How do I know when my siteidx.* files are corrupt?

Line count in the .inf and the .lnx files must be the same. You can try wc -l siteidx* - you should have the .inf and .lnx files with the same line count, a different .urt file and (usually) a larger ndx file (words index). It is a good idea to check that when you want to stop Alkaline with Ctrl-C or a kill statement, you can thus see if Alkaline is currently writing an index file or not.

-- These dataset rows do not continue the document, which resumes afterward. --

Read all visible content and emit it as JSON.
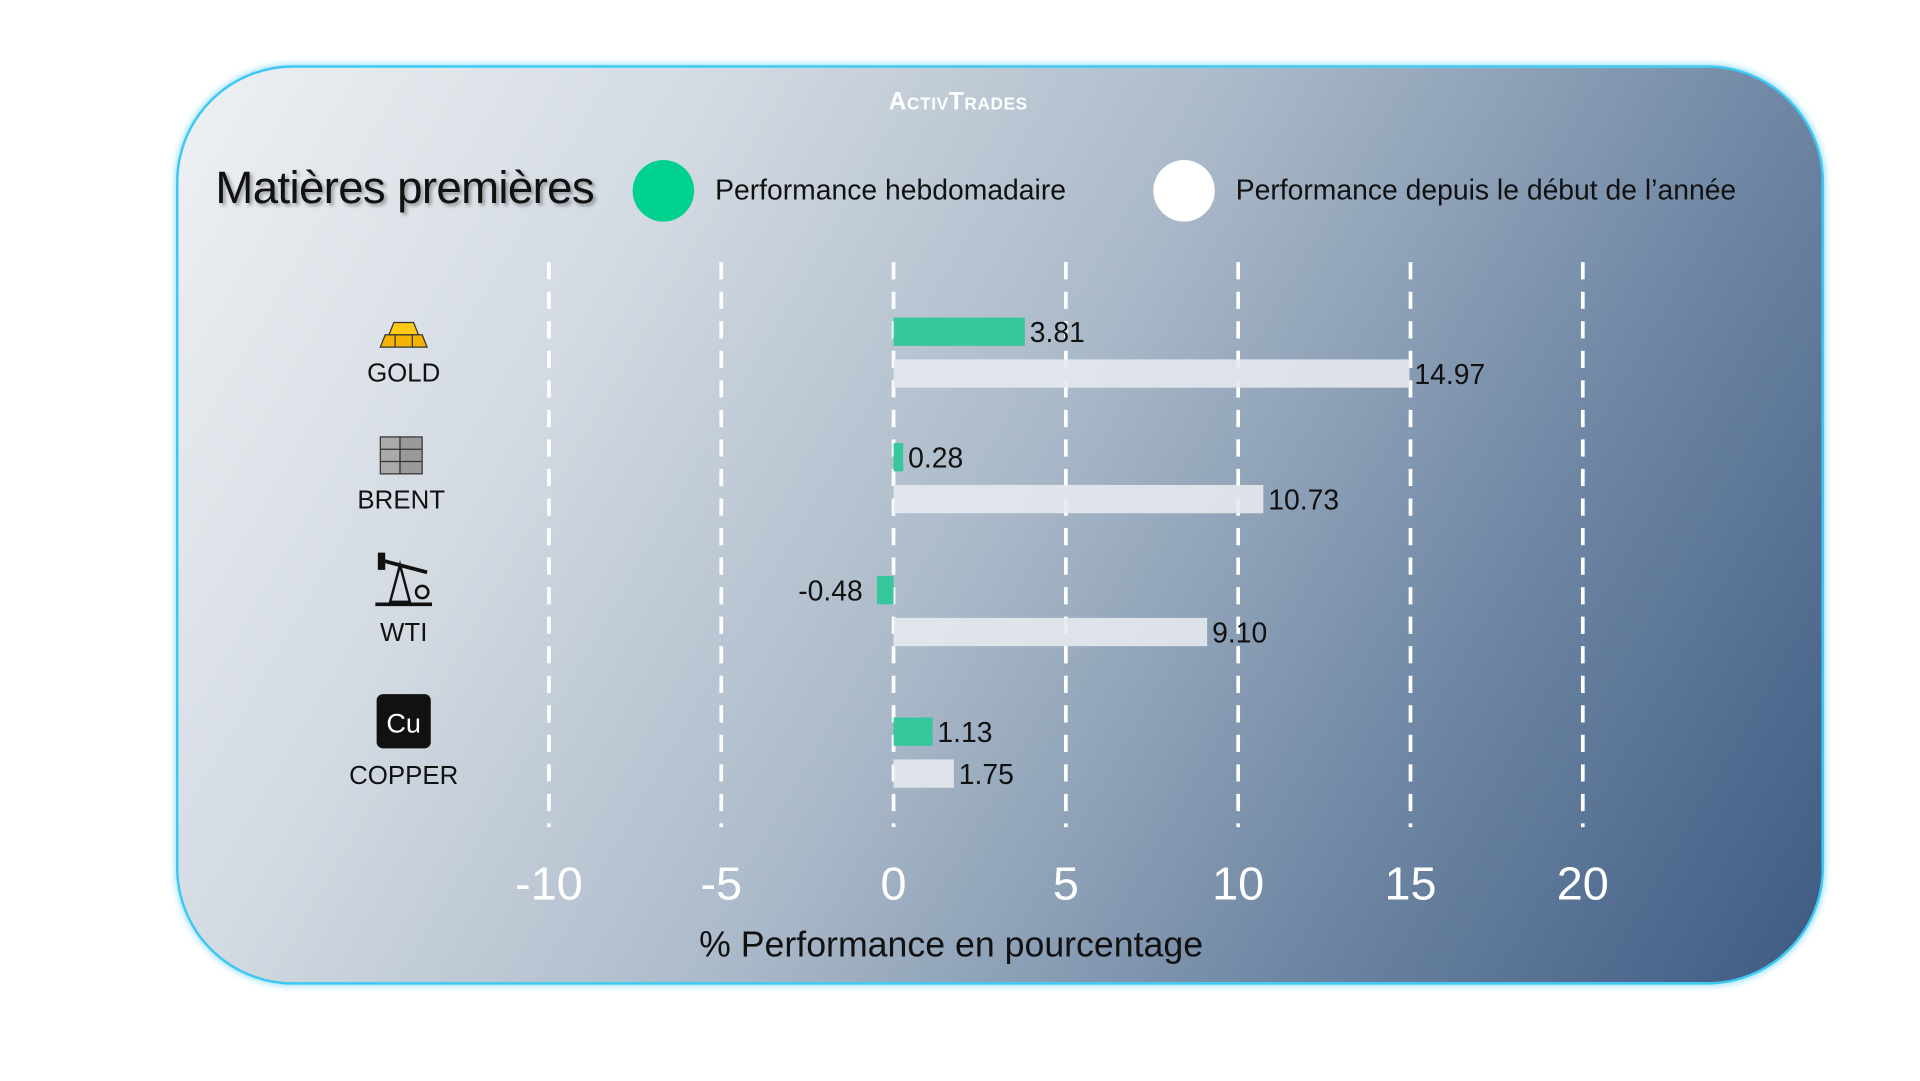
{
  "brand": "ActivTrades",
  "chart_data": {
    "type": "bar",
    "orientation": "horizontal",
    "title": "Matières premières",
    "xlabel": "% Performance en pourcentage",
    "xlim": [
      -10,
      20
    ],
    "xticks": [
      "-10",
      "-5",
      "0",
      "5",
      "10",
      "15",
      "20"
    ],
    "grid": "vertical dashed",
    "legend_placement": "top",
    "categories": [
      "GOLD",
      "BRENT",
      "WTI",
      "COPPER"
    ],
    "series": [
      {
        "name": "Performance hebdomadaire",
        "color": "#00d18f",
        "values": [
          3.81,
          0.28,
          -0.48,
          1.13
        ],
        "labels": [
          "3.81",
          "0.28",
          "-0.48",
          "1.13"
        ]
      },
      {
        "name": "Performance depuis le début de l’année",
        "color": "#ffffff",
        "values": [
          14.97,
          10.73,
          9.1,
          1.75
        ],
        "labels": [
          "14.97",
          "10.73",
          "9.10",
          "1.75"
        ]
      }
    ]
  },
  "icons": [
    "gold-bars-icon",
    "oil-barrels-icon",
    "oil-pump-icon",
    "copper-element-icon"
  ]
}
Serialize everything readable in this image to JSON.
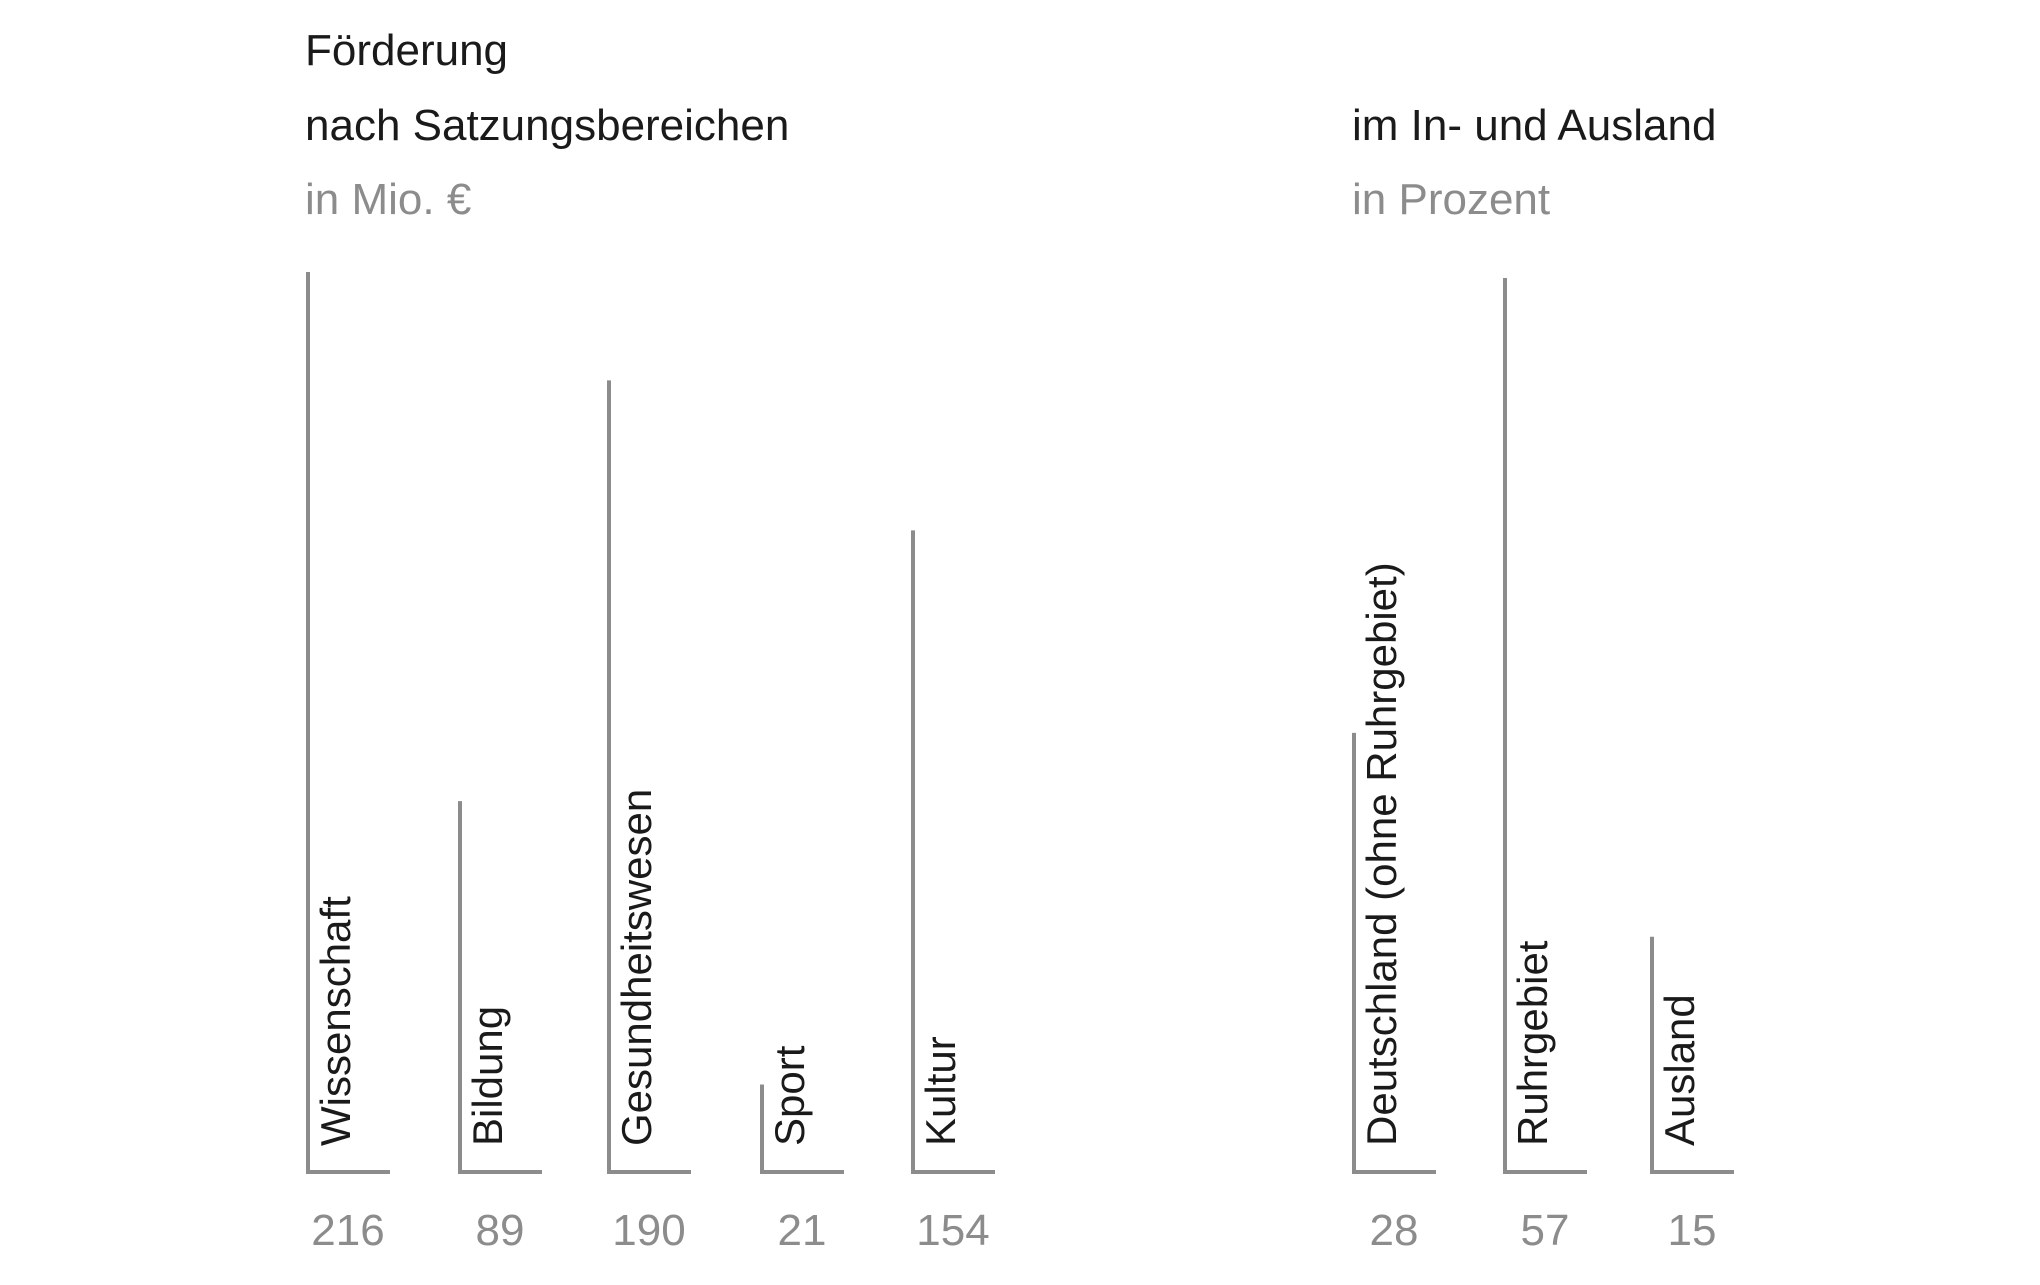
{
  "chart_data": [
    {
      "type": "bar",
      "title_lines": [
        "Förderung",
        "nach Satzungsbereichen"
      ],
      "unit": "in Mio. €",
      "categories": [
        "Wissenschaft",
        "Bildung",
        "Gesundheitswesen",
        "Sport",
        "Kultur"
      ],
      "values": [
        216,
        89,
        190,
        21,
        154
      ],
      "value_labels": [
        "216",
        "89",
        "190",
        "21",
        "154"
      ],
      "color": "#8c8c8c"
    },
    {
      "type": "bar",
      "title_lines": [
        "im In- und Ausland"
      ],
      "unit": "in Prozent",
      "categories": [
        "Deutschland  (ohne Ruhrgebiet)",
        "Ruhrgebiet",
        "Ausland"
      ],
      "values": [
        28,
        57,
        15
      ],
      "value_labels": [
        "28",
        "57",
        "15"
      ],
      "color": "#8c8c8c"
    }
  ]
}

Alkaline will take care of checking the validity of the indexes and will not load corrupt ones. A typical set of index files looks like this:
server:~/alkaline/foo> wc -l siteidx1.*
   10084 siteidx1.inf
   10084 siteidx1.lnx
   84703 siteidx1.ndx
   16604 siteidx1.urt
  121475 total

server:~/alkaline/foo> ls -la siteidx1.*
-rw-r--r-- 1 u gr 1023306 Aug 2 16:19 siteidx1.inf
-rw-r--r-- 1 u gr   61128 Aug 2 16:19 siteidx1.lnx
-rw-r--r-- 1 u gr 2874967 Aug 2 16:19 siteidx1.ndx
-rw-r--r-- 1 u gr  329763 Aug 2 16:19 siteidx1.urt

The right way of verifying whether indexes are corrupt or not is to let Alkaline load them. Currently, there's no way to recover corrupt indexes. Please report bugs and problems with corrupted indexes.